Tim detikcom melakukan peninjauan langsung di Jalan Margonda Raya hingga area Citayam pada Selasa (14/7/2026). Hasil pengamatan menunjukkan berbagai masalah pada angkot. Angkot rute Depok Timur-Pasar Minggu terlihat tanpa bumper belakang. Pelat nomor pada beberapa unit juga sudah tidak berfungsi. Angkot rute Terminal Depok-Citayam-Bojonggede menunjukkan kondisi yang rata-rata memprihatinkan. Warna atap banyak yang luntur dan berkarat. Beberapa unit bahkan tidak memiliki pelat nomor kendaraan. Masalah lain yang terlihat adalah tidak adanya jendela maupun pintu pada beberapa angkot. Knalpot angkot juga mengeluarkan asap yang tidak sedap. Meskipun kondisinya demikian, angkot-angkot tersebut masih melayani penumpang setiap hari.

Keluhan Penumpang

Rifki, seorang penumpang berusia 30 tahun, menilai kondisi angkot di Depok sudah tidak layak untuk digunakan. Ia mengkhawatirkan kondisi bagian depan angkot yang semakin memburuk. Banyak angkot yang bodi depannya sudah mengkhawatirkan. Bahkan bumper belakang pada beberapa unit sudah hilang.

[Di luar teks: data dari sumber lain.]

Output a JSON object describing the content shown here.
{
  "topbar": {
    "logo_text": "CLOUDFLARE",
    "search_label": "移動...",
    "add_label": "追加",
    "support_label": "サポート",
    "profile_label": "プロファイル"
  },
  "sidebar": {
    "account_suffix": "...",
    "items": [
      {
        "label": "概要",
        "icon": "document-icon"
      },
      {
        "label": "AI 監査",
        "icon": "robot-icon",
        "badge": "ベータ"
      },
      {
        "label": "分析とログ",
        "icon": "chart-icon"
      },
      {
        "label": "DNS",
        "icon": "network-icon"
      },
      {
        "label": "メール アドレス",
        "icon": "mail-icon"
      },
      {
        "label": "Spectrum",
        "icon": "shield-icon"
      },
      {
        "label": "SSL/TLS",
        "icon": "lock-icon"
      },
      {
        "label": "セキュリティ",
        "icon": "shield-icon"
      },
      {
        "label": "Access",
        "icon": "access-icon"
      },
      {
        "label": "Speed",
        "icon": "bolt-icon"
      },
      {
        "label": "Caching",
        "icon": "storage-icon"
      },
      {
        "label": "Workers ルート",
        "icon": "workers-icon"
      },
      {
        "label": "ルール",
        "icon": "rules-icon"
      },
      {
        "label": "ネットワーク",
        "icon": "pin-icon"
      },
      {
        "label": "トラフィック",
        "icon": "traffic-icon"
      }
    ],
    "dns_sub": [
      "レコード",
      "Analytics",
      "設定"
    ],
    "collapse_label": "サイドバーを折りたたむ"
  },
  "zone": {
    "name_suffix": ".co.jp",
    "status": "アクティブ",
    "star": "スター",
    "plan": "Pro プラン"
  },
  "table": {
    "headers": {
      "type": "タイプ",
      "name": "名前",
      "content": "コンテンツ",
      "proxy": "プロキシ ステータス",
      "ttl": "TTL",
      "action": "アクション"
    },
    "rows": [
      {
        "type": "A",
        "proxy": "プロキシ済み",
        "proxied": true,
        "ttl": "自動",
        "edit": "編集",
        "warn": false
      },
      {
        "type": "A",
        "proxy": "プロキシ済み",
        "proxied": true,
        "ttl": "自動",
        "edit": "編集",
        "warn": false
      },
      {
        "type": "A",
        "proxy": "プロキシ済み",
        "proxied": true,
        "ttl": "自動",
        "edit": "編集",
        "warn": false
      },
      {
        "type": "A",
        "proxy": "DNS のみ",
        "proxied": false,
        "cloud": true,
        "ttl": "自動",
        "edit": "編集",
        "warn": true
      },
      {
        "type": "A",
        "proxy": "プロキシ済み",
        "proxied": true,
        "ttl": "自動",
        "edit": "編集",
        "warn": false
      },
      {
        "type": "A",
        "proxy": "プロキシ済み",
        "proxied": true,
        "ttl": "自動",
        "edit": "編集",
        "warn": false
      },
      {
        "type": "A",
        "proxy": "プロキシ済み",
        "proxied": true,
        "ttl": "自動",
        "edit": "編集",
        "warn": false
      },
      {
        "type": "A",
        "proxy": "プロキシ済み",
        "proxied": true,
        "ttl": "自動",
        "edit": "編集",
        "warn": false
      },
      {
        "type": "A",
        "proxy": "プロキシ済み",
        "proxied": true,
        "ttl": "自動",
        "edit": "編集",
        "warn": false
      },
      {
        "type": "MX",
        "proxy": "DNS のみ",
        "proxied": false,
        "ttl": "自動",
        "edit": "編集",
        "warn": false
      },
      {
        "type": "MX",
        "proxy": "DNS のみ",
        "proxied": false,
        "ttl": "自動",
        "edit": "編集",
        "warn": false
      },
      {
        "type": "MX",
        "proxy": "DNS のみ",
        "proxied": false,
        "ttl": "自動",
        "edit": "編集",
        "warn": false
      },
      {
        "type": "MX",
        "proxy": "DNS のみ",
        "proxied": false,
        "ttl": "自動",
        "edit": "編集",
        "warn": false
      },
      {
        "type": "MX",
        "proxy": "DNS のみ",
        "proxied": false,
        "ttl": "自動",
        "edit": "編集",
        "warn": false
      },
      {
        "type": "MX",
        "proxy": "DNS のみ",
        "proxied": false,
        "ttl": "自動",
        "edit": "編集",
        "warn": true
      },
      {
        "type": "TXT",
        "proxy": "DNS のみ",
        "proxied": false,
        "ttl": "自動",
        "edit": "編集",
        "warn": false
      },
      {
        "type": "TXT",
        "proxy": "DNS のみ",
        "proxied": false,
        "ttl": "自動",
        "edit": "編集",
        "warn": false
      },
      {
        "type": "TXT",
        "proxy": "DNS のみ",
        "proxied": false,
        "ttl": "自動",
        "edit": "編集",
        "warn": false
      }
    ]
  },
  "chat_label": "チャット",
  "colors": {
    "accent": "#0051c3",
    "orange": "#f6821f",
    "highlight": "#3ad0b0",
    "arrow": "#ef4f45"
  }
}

Ya, kalau kondisi sekarang ya, sebagai penumpang angkot sih pun kadang-kadang kondisinya udah nggak layak. Soalnya banyak angkot yang memang secara bodi depannya aja udah mengkhawatirkan gitu. Bahkan bumper belakangnya udah nggak ada.

Kondisi ini membuat Rifki merasa takut untuk naik angkot. Ia khawatir mesin yang tidak terawat dapat menyebabkan kecelakaan. Rem yang blong juga menjadi salah satu kekhawatirannya.

Dari depannya aja udah mengkhawatirkan, apalagi mesinnya gitu. Saya sebagai penumpang takutnya nanti timbul kecelakaan, atau remnya blong mungkin, seperti itu sih.

Rifki berharap Pemkot Depok tidak hanya menertibkan angkot yang buruk, tetapi juga memberikan solusi jangka panjang. Ia mengusulkan agar angkot diubah menjadi sistem seperti TransDepok agar penumpang lebih nyaman dan pengusaha tetap bisa beroperasi.

Ya harapannya Pemkot Depok menertibkan tapi juga ngasih solusi, gitu. Artinya gini, silakan ditertibkan angkot-angkot yang udah jelek itu, tapi kasih solusi mungkin apa sih? Mau jadi sistem TransDepok-kah atau seperti apa gitu.

Warga lain, Dewi yang berusia 61 tahun, juga merasakan kondisi angkot yang buruk. Ia mengatakan rata-rata angkot di Depok dalam keadaan jelek, meskipun ada beberapa yang masih bagus. Dewi berharap angkot Depok bisa lebih canggih dan tertib seperti JakLingko. Ia ingin sistem pembayaran menggunakan kartu agar tidak ada oknum sopir yang meminta ongkos lebih.

Iya, kondisi angkot rata-rata jelek. Ada beberapa yang bagus, tapi rata-rata jelek.

Maunya sih bagus, terus harganya murah. Kalau bisa yang seperti kereta itu loh. Yang ini… yang langganan itu pakai kartu (JakLingko). Kalau itu kan ini kan apa namanya, biar tertib kan? Jadi nggak itu, kadang-kadang kan ada oknum yang minta sama lebih.

Dengan berbagai langkah yang akan diambil, Dishub Depok optimis kondisi transportasi perkotaan di Kota Depok akan membaik. Revitalisasi bertahap dan pengawasan lintas wilayah diharapkan dapat memberikan kenyamanan bagi seluruh penumpang angkot di Depok.